Sprzedaż SEJ-u rozważana była już dawno
Sprzedaż Spółki Energetycznej Jastrzębie miała być rozważana już dawno i nie ma nic wspólnego z wypłatą "czternastek" - takie informacje podaje dziś portal wnp.pl. Do sfinalizowania transakcji ma dojść na przełomie marca.
Kupnem SEJ, do której należą elektrociepłownie Zofiówka i Pniówek oraz PEC Jastrzębie-Zdrój, zainteresowane mają być takie firmy jak PGNiG Termina, Tauron czy PGE. Wartość transakcji miałaby wynosić ponad 200 mln zł. Jednak według rozmówcy portalu wnp.pl związanego z JSW, byłaby to kwota zbyt niska.
Ani JSW, ani potencjalny nabywca SEJ na razie oficjalnie nie komentują sprawy.
Komentarze
11 komentarzy
Pozostałość-długi-zakup bezsensowny kopalni-problemy finansowe
Sam PEC jest wart chyba z 150 mln a SEJ jest raczej zadłużony po uszy i nie ma na skończenie nowego bloku energetycznego.

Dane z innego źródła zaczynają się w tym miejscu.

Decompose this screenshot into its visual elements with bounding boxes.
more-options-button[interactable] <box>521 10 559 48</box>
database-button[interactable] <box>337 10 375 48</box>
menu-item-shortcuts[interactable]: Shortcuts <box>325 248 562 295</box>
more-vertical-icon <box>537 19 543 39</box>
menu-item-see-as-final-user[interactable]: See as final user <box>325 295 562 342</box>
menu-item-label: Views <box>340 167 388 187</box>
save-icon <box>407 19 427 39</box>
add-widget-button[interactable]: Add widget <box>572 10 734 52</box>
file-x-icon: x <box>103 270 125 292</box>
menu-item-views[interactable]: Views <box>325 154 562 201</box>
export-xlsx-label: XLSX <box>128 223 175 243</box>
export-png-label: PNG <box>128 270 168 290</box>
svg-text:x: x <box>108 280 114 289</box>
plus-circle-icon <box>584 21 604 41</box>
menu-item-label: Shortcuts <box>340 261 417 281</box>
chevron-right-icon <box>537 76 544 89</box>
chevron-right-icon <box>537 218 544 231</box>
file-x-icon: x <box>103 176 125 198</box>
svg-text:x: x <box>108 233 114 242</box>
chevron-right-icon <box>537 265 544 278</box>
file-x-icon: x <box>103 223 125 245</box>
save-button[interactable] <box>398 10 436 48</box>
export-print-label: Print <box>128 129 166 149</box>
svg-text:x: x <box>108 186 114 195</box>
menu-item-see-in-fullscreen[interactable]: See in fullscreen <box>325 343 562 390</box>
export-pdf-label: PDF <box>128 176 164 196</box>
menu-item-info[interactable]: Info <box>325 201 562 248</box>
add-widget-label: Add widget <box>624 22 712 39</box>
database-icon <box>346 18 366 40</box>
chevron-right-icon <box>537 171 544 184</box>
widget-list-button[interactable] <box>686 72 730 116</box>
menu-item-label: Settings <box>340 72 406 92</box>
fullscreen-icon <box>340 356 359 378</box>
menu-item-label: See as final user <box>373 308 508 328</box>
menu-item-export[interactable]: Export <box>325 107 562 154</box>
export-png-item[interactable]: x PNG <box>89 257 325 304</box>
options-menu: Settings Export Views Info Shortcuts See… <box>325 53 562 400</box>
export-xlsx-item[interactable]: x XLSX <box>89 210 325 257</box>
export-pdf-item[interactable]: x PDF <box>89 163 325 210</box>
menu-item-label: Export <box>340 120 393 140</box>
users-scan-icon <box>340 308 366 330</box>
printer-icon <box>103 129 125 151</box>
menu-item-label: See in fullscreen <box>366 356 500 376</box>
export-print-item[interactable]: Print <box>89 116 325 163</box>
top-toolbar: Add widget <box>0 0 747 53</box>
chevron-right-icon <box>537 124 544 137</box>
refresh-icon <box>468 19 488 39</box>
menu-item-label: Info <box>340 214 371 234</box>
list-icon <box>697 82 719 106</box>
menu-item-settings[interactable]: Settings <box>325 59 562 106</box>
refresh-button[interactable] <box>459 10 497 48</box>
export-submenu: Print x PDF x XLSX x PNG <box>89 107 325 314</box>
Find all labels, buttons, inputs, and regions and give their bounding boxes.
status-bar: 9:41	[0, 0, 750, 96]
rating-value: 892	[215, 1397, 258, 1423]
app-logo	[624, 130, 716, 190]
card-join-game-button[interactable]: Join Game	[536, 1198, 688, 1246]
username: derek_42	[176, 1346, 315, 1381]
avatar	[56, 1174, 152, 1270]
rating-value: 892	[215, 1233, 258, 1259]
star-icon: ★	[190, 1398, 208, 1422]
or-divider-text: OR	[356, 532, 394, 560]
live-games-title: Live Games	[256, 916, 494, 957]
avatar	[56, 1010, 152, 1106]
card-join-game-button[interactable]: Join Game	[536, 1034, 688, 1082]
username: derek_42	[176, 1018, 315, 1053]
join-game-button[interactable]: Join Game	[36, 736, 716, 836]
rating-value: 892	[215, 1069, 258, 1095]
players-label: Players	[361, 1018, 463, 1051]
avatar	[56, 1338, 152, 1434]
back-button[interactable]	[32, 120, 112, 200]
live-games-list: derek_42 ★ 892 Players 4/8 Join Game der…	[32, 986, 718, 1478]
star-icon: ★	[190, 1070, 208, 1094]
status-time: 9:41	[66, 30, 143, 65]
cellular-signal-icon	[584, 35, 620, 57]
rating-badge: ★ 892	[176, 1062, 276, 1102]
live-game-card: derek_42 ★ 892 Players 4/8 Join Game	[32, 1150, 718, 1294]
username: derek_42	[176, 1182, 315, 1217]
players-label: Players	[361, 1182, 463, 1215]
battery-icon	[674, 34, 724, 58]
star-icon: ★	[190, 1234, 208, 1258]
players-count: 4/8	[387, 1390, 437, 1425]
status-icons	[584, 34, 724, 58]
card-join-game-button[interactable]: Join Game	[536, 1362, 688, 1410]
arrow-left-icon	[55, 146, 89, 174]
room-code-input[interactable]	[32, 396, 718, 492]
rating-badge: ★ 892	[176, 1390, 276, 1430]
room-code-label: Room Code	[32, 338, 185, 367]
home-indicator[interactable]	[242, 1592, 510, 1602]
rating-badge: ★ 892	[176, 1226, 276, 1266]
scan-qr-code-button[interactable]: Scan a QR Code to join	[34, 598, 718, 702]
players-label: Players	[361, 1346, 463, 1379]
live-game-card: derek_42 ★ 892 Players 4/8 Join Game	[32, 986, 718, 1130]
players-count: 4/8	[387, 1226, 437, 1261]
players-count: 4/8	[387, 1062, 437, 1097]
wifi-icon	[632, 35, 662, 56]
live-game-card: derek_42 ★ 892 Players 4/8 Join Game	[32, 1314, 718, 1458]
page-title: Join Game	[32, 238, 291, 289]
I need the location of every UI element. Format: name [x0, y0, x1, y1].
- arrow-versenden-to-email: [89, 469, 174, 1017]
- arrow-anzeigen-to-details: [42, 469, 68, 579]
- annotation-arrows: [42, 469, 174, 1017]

Gdyby JSW miało własnego kapelana, to nie byłoby kłopotu z płynnością finansową.
Piotr Duda ma sprzedać miskę Kacperka i przekazać kasę na ratowanie JSW.
Nawet najwięksi krzykacze nie wygrają z ekonomią. Możecie pikietować, strajkować, a i tak z pustego nikt nie naleje.
Podobno każdy działacz PiS ma kupić 100 ton węgla, żeby górnictwo nie upadło.
A odpowiedzialny za to wszystko Jarosław Z. dalej na wolności !!!!!!!!!!
Gdyby sprzedać kopalnie to wystarczyłoby jeszcze na piętnastkę.
Na sprzedaż muszą się zgodzić akcjonariusze.
200 milionów.
.........syny, kominy są więcej warte.
Ciekawe kto tym razem ma chęć się obłowić?
Straty za strajk wyliczono na ok 300 mln, teraz zdolność finansowa spółki musi drastycznie spadać skoro zdecydowano się na sprzedaż ( oczywiście czynniki społeczne zostały uniewinnione, bo co to jest narozrabiać za takie grosze), spółka pozbywa się najważniejszej części składowej majątku, tym samym traci na wartości i ze znaczącego koncernu energetyczno- węglowego zostanie nam parę zadłużonych kopalń, stracą załogi i my jako zwykli mieszkańcy, natomiast czynnikom społecznym dalej będą rosły brzuszki i pogrążeni w twórczym myśleniu dalej będą kombinować, co by tu jeszcze spieprzyć, w myśl zasady czym lepiej tym gorzej.